逐次近似レジスタによって生成される最終的な出力コードは、スイッチ式キャパシタンスネットワークが、V011・・・11>V100・・・00を維持するのに必要な最も高い可能なキャパシタンスを与えるように(その結果、2つの出力電圧カーブが図7の領域12cにおいてちょうど交差するように)、スイッチ式キャパシタネットワークを設定し得る。対照的に、カウンタを用いる実施形態は、スイッチ式キャパシタンスネットワークが、V011・・・11<V100・・・00とするのに必要な最も低い可能なキャパシタンスを与えるように(その結果、2つの出力電圧カーブが図7の領域12dにおいて交差しないように)、スイッチ式キャパシタンスネットワークを設定し得る。逐次近似レジスタを用いる実施形態において設定されるスイッチ式キャパシタンスネットワークのキャパシタンスは、カウンタを用いる実施形態において設定されるスイッチ式キャパシタンスネットワークのキャパシタンスよりも、少なくとも最下位ビット(LSB)1つぶん低い。±1/2LSBは、デジタルシステムにおける有効かつ正確なチューニングであるため、どちらの実施形態も、良好な較正を与えると考えられる。しかしながら、逐次近似レジスタを用いる実施形態が、カウンタを用いる実施形態と全く同じ較正を達成することが所望される場合、図7における領域12dのようにV011・・・11<V100・・・00とするために、最下位ビット1つぶんが、逐次近似レジスタによって生成される最終的な出力コードに追加され得る。
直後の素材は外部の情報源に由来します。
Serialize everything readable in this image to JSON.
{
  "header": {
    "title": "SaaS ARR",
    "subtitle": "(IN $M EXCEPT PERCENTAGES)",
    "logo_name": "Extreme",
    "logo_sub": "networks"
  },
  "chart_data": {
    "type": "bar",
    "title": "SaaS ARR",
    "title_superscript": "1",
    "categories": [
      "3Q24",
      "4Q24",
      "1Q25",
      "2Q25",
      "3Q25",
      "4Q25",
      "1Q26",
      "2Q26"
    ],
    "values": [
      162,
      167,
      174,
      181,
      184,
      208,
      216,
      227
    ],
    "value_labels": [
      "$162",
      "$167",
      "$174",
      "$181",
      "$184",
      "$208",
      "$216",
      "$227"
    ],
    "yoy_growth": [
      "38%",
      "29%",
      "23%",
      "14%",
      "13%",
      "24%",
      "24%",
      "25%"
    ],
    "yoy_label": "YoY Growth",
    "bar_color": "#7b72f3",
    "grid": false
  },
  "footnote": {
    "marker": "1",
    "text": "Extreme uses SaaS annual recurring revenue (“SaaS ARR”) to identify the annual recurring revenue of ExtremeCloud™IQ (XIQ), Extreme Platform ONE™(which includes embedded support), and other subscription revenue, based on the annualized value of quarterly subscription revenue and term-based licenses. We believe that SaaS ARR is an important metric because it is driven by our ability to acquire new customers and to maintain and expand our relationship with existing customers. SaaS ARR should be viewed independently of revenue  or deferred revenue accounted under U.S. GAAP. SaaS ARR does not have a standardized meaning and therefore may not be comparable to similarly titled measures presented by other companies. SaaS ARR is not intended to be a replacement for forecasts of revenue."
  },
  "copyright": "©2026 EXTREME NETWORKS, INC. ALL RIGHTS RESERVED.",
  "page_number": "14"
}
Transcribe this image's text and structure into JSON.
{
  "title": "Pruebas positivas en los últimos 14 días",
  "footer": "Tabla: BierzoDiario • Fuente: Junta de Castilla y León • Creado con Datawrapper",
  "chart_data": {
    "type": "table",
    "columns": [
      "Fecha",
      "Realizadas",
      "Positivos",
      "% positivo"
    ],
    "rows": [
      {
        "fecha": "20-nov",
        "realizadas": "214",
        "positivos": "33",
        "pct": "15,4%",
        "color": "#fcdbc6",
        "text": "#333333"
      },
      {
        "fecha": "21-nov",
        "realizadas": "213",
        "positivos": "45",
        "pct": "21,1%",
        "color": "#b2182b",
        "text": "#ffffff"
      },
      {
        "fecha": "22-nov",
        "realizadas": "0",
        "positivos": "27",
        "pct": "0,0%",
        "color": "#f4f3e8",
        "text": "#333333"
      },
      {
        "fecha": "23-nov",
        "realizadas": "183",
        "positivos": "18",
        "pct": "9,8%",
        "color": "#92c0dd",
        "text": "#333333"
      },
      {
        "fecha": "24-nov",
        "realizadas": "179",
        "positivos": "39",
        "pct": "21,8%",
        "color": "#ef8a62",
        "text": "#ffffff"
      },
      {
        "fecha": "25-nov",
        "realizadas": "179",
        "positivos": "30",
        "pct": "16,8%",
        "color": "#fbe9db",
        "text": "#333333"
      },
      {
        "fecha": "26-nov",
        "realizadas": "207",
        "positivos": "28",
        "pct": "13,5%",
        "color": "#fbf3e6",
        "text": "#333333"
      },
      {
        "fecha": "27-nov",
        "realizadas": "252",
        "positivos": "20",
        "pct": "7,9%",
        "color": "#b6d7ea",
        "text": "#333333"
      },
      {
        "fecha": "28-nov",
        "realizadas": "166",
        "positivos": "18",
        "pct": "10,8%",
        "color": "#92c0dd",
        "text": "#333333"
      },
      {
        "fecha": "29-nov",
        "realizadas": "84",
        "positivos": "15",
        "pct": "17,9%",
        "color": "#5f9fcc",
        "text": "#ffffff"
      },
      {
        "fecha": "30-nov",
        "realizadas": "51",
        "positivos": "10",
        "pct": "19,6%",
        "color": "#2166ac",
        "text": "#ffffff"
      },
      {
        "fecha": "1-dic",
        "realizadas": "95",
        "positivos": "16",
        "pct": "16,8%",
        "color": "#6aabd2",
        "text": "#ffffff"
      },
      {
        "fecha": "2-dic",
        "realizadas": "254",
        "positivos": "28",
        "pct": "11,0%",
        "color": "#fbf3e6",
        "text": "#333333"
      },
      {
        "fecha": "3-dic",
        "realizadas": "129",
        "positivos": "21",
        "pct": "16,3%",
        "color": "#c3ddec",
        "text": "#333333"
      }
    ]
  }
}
図16は、図6に対応する実施形態における、逐次近似レジスタの使用を記述している。しかしながら、本明細書中に記述されてきたすべての実施形態は、カウンタの代わりに、逐次近似レジスタを用いることにより、インプリメントされ得る。
本発明の変換器のうちの任意のものは、アクティブマトリクスディスプレイに実現され得る。上記アクティブマトリクスディスプレイは、例えば、液晶アクティブマトリクスディスプレイのようなものであり得るが、これには限定されない。